Je me suis demandé combien de temps la neige mettrait à recouvrir complètement ces cendres indignes.

J'étais perdue dans mes pensées lorsque le lourd portail du domaine s'est ouvert brusquement.

C'était Damien. Enfin.

Il avançait d'un pas vif, le froid extérieur encore accroché à ses vêtements. Il a jeté un regard vers moi, accroupie près du brasero, mais ne s'est pas arrêté. Il a traversé simplement le hall, comme s'il venait récupérer quelque chose.

Quelques minutes plus tard, il est ressorti et s'est approché de moi. Ses yeux sont tombés sur les morceaux de papier brun que le feu n'avait pas entièrement dévorés.

Comme malgré lui, ses traits se sont adoucis. La lettre lue lors du feu de camp lui est revenue visiblement en mémoire. Sa colère, cette colère née de Sofia, nourrie par Sofia, a perdu un peu de sa dureté.

« J'étais… très pris par la guérison de Sofia et tout ce qui s'en est suivi. Je n'ai pas pu me libérer », a-t-il marqué une pause, sa voix était plus basse, plus rauque que d'habitude, presque douce, « dans deux jours… quand tout sera réglé… on pourra… parler. Tranquillement. »

Parler tranquillement ?

De quoi ?

Des derniers détails de la dissolution ?

Ou de la manière la plus courtoise de permettre à un remplaçant comme moi de quitter leur histoire romantique avec un semblant de dignité ?

J'ai laissé échapper un rire bref, presque silencieux, puis ai levé les yeux vers lui.

La neige fondait sur mes cils, glissant en filets glacés le long de ma peau.

« Inutile de parler », ma voix était plate, comme si j'énonçais un fait qui ne me concernait plus, « ce que tu veux le plus… je l'ai déjà mis dans la boîte à gants de ta voiture.

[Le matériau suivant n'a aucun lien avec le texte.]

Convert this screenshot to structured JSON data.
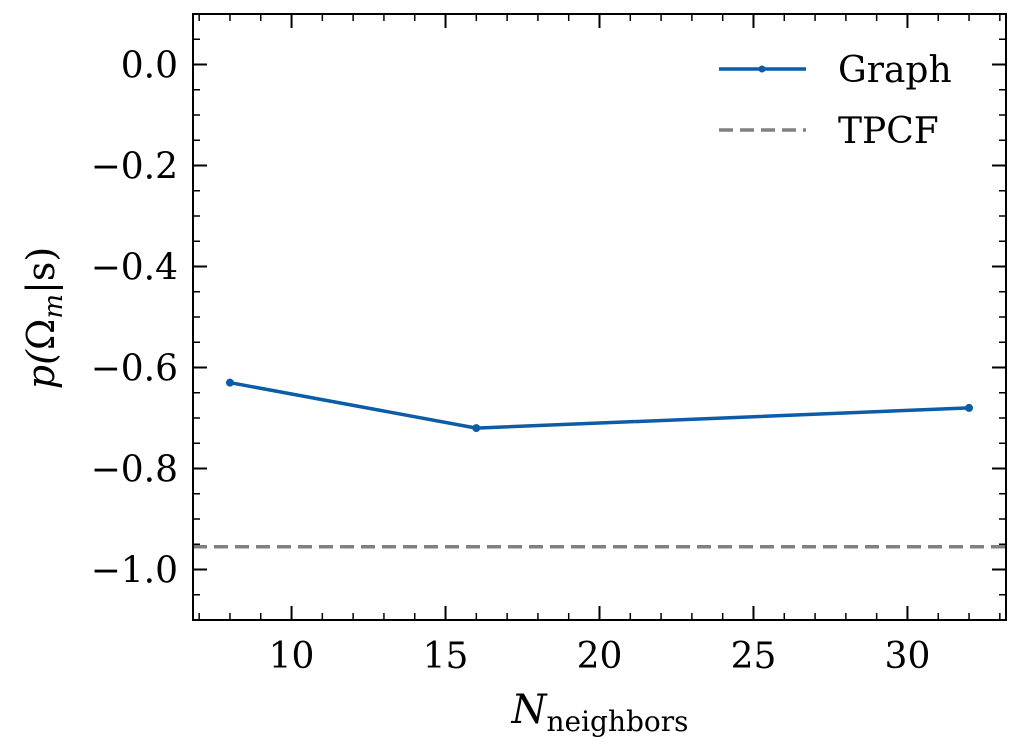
{
  "chart_data": {
    "type": "line",
    "title": "",
    "xlabel": {
      "main": "N",
      "sub": "neighbors"
    },
    "ylabel": {
      "p": "p(",
      "omega": "Ω",
      "sub": "m",
      "rest": "|s)"
    },
    "xlim": [
      6.8,
      33.2
    ],
    "ylim": [
      -1.1,
      0.1
    ],
    "xticks": [
      10,
      15,
      20,
      25,
      30
    ],
    "xtick_labels": [
      "10",
      "15",
      "20",
      "25",
      "30"
    ],
    "yticks": [
      0.0,
      -0.2,
      -0.4,
      -0.6,
      -0.8,
      -1.0
    ],
    "ytick_labels": [
      "0.0",
      "−0.2",
      "−0.4",
      "−0.6",
      "−0.8",
      "−1.0"
    ],
    "series": [
      {
        "name": "Graph",
        "x": [
          8,
          16,
          32
        ],
        "values": [
          -0.63,
          -0.72,
          -0.68
        ],
        "color": "#0C5DA5",
        "style": "solid-marker"
      }
    ],
    "reference_lines": [
      {
        "name": "TPCF",
        "y": -0.955,
        "color": "#808080",
        "style": "dashed"
      }
    ],
    "legend": {
      "position": "top-right",
      "entries": [
        "Graph",
        "TPCF"
      ]
    },
    "grid": false
  }
}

Il y a un mois. »

Ce qu'il voulait le plus ?

Son sourcil s'est froncé ; une lueur d'incompréhension est passée dans son regard. Il allait demander des explications quand le bip d'un message crypté a retenti.

Il a baissé les yeux. Toute son attention s'est concentrée sur l'écran. Lorsqu'il le lisait, un sourire doux, net et presque instinctif s'est dessiné.

Je l'ai regardé s'éclairer ainsi pour quelqu'un d'autre.

Sans un mot, j'ai pris les dernières lettres que je ne lui enverrais jamais et les ai glissées dans les flammes qui vacillaient devant moi, puis me suis redressée.

Le mouvement a fait retomber les pans un peu trop larges de mon manteau de fourrure, dissimulant presque entièrement les braises mourantes derrière moi. Ainsi, lorsque Damien a relevé enfin la tête, le brasero n'était plus qu'un cercle de cendre et de fumée froide.

Il a semblé avoir oublié sa question.

Je l'ai suivi jusqu'au seuil du manoir et ai remis en place le col de son manteau.

Le vent a cinglé, soulevant des tourbillons de neige.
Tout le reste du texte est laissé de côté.